Da hat die Rinde des afrikanischen Pflaumenbaums "Pygeum" mehr vorzuweisen. "Sie scheint der gutartigen Prostatahyperplasie gleich auf mehreren Wegen zu begegnen", erläutert Capasso. Demnach blockiert Pygeum nicht nur Wachstumsfaktoren der Prostata, sondern auch ihre Neigung, sich als Cholesterinspeicher des Körpers anzudienen; und die Harnblase wird vor Schleimhaut abbauenden Enzymen und den berüchtigten freien Radikalen geschützt. Was aber die afrikanische Baumrinde nicht kann: eine vergrößerte Prostata zum Schrumpfen zu bringen. Es ist sinnvoll, sie mit anderen Heilpflanzen zu kombinieren.
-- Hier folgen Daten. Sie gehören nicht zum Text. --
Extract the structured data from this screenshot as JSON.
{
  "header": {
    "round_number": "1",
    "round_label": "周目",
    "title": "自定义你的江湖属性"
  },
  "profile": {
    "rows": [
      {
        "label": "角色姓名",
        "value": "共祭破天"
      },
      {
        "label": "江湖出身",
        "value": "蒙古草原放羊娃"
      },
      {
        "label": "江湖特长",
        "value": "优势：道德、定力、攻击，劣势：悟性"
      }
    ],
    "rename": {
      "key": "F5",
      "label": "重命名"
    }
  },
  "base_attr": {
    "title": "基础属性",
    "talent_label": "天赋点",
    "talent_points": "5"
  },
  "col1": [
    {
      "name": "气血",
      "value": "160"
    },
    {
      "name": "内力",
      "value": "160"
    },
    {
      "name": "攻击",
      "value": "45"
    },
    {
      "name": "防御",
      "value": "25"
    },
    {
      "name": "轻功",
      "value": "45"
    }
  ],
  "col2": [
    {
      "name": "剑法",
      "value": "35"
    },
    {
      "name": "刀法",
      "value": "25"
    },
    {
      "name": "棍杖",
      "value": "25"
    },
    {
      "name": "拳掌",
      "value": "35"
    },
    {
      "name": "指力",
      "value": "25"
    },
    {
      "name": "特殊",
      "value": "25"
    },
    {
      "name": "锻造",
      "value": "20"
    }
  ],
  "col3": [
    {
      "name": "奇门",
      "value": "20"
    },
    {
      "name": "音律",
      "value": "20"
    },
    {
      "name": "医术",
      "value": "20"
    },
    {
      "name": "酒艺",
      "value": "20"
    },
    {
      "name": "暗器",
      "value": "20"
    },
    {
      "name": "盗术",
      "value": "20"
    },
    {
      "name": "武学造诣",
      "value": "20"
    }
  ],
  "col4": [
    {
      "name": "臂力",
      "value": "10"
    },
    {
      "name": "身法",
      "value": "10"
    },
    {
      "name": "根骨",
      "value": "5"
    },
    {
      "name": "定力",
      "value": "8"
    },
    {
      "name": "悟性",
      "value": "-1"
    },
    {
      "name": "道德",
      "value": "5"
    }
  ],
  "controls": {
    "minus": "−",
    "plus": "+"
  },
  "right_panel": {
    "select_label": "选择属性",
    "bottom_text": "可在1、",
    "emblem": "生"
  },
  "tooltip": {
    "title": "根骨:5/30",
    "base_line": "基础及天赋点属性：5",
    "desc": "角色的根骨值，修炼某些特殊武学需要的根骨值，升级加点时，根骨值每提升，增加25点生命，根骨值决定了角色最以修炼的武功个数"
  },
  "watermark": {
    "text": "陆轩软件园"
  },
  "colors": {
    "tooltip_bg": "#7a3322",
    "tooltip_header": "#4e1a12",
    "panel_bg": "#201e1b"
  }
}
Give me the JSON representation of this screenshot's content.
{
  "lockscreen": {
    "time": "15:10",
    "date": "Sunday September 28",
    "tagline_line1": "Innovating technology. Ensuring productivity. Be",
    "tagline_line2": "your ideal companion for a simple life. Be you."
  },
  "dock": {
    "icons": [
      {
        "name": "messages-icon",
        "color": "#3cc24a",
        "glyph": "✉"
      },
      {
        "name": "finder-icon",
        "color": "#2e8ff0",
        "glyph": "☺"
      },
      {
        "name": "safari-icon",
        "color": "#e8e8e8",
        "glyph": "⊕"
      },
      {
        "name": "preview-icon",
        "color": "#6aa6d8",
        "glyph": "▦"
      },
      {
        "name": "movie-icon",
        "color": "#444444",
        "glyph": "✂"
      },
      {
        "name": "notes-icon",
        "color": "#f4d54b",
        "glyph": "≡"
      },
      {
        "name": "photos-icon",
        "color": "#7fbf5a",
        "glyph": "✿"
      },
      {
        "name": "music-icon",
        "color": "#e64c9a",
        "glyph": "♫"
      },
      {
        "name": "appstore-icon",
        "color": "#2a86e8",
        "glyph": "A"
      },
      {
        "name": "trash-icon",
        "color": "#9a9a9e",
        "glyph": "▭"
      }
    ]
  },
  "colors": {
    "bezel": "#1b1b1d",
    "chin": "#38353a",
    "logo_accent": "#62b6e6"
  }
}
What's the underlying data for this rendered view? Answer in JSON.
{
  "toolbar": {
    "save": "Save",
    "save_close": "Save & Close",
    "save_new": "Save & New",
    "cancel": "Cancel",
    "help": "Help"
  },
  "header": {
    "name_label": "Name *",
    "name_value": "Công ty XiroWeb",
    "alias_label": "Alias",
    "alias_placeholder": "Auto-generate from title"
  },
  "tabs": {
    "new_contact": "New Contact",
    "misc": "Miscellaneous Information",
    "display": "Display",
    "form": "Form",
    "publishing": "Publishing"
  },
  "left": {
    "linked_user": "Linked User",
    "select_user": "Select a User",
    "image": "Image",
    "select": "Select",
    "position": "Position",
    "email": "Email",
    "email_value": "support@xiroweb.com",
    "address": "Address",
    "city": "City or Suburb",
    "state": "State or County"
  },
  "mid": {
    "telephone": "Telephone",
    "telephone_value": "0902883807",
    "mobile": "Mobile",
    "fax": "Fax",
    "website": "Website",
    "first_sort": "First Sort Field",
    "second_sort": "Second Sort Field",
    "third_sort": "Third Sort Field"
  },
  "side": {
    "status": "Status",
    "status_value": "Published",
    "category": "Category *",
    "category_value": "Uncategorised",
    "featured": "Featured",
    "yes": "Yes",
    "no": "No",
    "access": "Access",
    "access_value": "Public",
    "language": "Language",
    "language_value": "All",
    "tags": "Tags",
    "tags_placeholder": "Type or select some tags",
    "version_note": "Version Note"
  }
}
Oder man versucht es mit einem nicht-konventionellen Heilverfahren aus Israel. Es beruht auf der Vorstellung, wonach die Prostata durch den aufrechten Gang des Menschen zum ungezügelten Wachstum angeregt wird. "Bei Tieren fließt das Blut in den Venen horizontal", erklärt Yigal Gat vom Klinikum Tel Aviv. "Beim Menschen muss es jedoch nach oben zurück zum Herzen, ohne dass es dafür eine Pumpe gibt." Das klappt normalerweise trotzdem, unterstützt von Venenklappen, die es auch im Bereich der Hoden gibt. Diese werden jedoch mit dem Alter immer schwächer, und dann wird das Blut über die Prostata zum Herzen zurückgeführt - was die Vorsteherdrüse nicht nur anschwellen lässt, sondern sie auch mit Testosteron aus den benachbarten Hoden flutet, das ihr Wachstum anstachelt.

Gat und sein Kollege Menahem Goren reaktivieren deshalb mittels minimal-invasiver OP-Technik den ursprünglichen Blutkreislauf im Bereich der Hoden, um die Prostata zu entlasten. Das Prozedere erfolgt mit lokaler Betäubung, nach dem etwa zweistündigen Eingriff kann der Patient sofort wieder nach Hause gehen. Erste Studien hätten, so die israelischen Ärzte, eine Erfolgsquote von über 85 Prozent ergeben. Einer ihrer Patienten war übrigens Premierminister Benjamin Netanyahu. Bisher ist jedoch unbekannt, ob ihm der Eingriff auch tatsächlich geholfen hat.